CRA audits just 5 Canadians out of hundreds of RBC Panama Papers accounts
Source: CBC News
Author: Zach Dubinsky
Two years after it took aim at hundreds of Royal Bank clients exposed in the Panama Papers leak, the Canada Revenue Agency has decided just five cases require an audit.
That’s because most of the offshore accounts it unearthed ended up belonging to foreigners, the CRA says.
The revenue agency went to court in the wake of the Panama Papers in 2016 to compel RBC to hand over decades’ worth of records on clients with offshore companies. The CRA’s court filings at the time said it was prompted by revelations from CBC News and the Toronto Star, which found RBC and its affiliates had set up or handled at least 429 offshore entities for clients since 1977 through a shady Panamanian law firm.

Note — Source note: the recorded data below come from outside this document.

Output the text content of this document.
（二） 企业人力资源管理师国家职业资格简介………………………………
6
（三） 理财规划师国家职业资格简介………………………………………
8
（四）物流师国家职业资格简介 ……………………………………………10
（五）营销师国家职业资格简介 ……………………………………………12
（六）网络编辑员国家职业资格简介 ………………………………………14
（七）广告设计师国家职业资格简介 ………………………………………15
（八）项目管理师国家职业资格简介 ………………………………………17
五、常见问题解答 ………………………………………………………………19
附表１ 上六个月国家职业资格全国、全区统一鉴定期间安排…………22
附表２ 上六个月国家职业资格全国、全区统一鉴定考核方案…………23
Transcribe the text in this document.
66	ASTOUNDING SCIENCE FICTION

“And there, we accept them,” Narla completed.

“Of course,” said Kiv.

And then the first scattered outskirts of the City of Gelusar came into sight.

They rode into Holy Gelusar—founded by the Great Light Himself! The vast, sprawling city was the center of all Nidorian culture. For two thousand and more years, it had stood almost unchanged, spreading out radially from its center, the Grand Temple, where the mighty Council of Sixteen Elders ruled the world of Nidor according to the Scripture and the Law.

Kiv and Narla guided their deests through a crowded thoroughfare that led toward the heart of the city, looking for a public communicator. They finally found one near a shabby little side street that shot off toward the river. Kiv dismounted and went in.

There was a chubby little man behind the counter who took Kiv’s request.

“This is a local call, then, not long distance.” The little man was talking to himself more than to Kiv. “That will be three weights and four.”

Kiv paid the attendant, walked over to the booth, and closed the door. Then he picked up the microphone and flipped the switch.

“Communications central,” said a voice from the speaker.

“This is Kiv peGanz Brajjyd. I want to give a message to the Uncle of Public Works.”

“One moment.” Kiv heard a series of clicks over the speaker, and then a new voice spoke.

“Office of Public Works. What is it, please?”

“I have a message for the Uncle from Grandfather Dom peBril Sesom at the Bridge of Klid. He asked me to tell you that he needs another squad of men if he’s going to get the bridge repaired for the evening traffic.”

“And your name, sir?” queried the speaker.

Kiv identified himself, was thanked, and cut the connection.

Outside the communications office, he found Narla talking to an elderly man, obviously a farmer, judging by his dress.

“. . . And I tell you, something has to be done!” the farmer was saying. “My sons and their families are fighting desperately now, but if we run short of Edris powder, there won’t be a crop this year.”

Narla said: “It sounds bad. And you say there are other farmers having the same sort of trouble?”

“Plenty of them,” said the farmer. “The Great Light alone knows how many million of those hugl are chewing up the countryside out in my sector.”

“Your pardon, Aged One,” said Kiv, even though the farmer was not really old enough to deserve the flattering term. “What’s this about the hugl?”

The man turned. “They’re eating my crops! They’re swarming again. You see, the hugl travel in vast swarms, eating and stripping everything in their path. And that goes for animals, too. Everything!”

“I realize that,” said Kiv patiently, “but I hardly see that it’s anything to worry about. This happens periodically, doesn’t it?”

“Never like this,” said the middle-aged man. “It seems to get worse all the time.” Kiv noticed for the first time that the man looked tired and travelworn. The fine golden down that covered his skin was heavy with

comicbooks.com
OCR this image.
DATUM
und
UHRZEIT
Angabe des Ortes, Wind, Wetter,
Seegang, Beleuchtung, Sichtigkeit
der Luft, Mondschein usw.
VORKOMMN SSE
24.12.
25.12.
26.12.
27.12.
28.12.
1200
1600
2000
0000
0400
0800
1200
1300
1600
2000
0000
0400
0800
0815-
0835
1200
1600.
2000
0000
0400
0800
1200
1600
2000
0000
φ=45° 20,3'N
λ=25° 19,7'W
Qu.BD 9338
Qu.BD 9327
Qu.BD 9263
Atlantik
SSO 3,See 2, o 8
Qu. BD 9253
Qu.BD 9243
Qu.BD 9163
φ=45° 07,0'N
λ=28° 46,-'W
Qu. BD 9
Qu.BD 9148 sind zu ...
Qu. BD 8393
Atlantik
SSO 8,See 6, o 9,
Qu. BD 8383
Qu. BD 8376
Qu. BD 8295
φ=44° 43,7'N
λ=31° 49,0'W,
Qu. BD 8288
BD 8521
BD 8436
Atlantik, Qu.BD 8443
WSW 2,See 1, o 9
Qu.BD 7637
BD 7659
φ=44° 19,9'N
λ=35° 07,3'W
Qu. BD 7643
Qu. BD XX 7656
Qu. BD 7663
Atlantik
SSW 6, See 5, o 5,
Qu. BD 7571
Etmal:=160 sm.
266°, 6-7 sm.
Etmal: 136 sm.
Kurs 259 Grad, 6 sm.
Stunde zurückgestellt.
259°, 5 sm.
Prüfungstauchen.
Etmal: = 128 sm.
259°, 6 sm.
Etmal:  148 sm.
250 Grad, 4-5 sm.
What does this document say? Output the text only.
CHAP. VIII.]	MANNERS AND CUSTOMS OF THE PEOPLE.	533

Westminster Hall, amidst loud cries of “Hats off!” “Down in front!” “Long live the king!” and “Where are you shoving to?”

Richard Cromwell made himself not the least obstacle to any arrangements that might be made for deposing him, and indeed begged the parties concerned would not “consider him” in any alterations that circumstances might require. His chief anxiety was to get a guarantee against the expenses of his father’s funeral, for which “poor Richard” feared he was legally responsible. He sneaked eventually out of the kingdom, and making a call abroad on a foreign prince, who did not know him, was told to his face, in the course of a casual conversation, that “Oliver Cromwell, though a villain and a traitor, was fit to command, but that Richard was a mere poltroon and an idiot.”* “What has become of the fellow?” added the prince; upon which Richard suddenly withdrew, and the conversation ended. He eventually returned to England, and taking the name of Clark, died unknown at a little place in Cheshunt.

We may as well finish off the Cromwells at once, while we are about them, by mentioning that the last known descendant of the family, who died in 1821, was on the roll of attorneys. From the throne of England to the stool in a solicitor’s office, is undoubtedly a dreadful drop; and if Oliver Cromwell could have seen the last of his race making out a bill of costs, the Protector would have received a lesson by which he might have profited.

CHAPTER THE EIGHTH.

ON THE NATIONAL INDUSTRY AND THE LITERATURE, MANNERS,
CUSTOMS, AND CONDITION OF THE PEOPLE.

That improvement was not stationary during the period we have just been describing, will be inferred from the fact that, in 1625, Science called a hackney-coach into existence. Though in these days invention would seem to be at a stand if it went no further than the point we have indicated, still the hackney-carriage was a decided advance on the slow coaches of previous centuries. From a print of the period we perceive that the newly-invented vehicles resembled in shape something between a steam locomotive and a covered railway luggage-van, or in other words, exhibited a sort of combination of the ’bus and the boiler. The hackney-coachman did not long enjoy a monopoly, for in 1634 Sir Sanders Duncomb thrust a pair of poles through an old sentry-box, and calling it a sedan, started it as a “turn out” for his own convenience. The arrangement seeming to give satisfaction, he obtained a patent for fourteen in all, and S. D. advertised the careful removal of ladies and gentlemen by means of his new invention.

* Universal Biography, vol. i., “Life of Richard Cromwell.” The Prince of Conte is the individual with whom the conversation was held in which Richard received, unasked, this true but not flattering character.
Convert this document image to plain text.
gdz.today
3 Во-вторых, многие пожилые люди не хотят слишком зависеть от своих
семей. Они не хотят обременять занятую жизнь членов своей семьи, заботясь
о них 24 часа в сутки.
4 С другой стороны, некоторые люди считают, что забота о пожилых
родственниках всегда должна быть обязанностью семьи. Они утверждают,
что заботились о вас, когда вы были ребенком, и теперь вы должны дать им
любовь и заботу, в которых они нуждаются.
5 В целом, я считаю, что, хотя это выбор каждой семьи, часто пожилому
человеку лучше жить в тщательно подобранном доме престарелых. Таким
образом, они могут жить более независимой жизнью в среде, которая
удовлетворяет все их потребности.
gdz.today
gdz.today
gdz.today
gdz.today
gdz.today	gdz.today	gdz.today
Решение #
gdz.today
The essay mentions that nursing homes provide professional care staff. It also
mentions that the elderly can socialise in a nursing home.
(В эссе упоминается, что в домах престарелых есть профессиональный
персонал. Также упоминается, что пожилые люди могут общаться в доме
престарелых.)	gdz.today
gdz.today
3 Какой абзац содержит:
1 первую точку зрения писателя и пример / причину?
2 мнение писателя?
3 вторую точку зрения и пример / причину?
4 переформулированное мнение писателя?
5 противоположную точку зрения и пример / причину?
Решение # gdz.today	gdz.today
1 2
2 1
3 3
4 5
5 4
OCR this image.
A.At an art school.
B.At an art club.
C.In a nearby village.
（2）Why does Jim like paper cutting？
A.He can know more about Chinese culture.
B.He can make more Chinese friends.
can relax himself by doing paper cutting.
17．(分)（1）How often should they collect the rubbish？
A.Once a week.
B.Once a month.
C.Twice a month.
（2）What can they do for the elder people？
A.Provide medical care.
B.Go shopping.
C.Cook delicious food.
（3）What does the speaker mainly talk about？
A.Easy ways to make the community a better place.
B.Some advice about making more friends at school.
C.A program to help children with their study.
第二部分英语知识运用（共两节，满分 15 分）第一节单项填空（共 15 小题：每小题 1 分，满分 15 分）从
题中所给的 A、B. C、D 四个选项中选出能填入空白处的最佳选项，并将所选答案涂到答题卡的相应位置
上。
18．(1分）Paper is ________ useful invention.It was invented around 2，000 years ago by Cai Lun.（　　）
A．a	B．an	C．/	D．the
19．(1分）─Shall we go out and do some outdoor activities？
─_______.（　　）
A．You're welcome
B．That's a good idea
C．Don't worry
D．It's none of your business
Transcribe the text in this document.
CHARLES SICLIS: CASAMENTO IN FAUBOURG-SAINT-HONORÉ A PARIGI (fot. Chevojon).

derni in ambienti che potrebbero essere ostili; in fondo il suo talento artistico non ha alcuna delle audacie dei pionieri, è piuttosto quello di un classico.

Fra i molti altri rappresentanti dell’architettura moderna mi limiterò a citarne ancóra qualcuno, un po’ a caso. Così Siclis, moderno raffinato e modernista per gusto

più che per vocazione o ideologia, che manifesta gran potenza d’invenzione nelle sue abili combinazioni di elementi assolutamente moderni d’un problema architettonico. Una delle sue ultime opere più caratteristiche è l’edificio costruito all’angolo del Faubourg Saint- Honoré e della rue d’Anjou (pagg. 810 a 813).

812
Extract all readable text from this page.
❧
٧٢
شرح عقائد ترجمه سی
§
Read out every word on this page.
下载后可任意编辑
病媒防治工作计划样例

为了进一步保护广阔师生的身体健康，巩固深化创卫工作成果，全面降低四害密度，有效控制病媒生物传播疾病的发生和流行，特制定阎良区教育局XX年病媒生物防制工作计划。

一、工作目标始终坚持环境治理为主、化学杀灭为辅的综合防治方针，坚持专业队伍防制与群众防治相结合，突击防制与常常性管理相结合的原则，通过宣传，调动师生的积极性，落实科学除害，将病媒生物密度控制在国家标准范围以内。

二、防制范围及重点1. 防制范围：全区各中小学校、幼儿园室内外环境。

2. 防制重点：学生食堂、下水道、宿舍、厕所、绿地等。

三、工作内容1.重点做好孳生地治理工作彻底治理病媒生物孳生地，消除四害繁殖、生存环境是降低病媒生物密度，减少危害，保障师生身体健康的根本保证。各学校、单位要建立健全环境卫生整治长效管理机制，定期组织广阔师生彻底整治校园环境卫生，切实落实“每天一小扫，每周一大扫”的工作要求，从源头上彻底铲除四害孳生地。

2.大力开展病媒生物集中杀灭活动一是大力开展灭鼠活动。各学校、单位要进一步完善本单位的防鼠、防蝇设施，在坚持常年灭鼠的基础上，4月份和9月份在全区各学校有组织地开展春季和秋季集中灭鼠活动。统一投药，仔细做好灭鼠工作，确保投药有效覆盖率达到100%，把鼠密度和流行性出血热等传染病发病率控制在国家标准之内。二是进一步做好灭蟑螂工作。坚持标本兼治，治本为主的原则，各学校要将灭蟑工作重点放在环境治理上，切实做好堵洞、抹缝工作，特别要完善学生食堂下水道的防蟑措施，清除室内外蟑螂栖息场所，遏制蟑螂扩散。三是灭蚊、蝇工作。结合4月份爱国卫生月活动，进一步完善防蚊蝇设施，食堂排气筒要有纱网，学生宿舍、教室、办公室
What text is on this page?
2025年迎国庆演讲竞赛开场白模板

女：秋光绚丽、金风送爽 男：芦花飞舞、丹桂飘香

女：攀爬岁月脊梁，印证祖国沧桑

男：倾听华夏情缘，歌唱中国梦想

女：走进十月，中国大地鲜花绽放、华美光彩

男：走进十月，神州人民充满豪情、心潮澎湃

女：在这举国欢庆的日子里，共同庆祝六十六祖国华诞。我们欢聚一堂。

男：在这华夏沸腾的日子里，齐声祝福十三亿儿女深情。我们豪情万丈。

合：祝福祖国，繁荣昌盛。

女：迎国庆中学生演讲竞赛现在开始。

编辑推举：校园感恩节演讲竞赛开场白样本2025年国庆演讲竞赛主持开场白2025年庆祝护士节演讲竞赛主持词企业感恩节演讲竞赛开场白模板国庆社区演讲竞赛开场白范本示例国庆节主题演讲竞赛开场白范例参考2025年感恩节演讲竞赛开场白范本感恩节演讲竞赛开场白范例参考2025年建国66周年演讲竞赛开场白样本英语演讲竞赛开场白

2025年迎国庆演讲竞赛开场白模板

A year later, the CRA quietly went back to Federal Court to get a second order from a judge forcing Royal Bank to hand over yet more client records stemming from the Panama Papers. (The bank did not oppose either court order, and the CRA has never alleged it did anything wrong.)
The tax agency confirmed this week that it has finished analyzing all the data.
“The CRA determined that the majority of the corporations and officers in the information are non-Canadian taxpayers,” spokesperson Karl Lavoie wrote in an email. “The CRA determined that there were fewer than 10 Canadians from the information, and five taxpayers have been identified for audit.”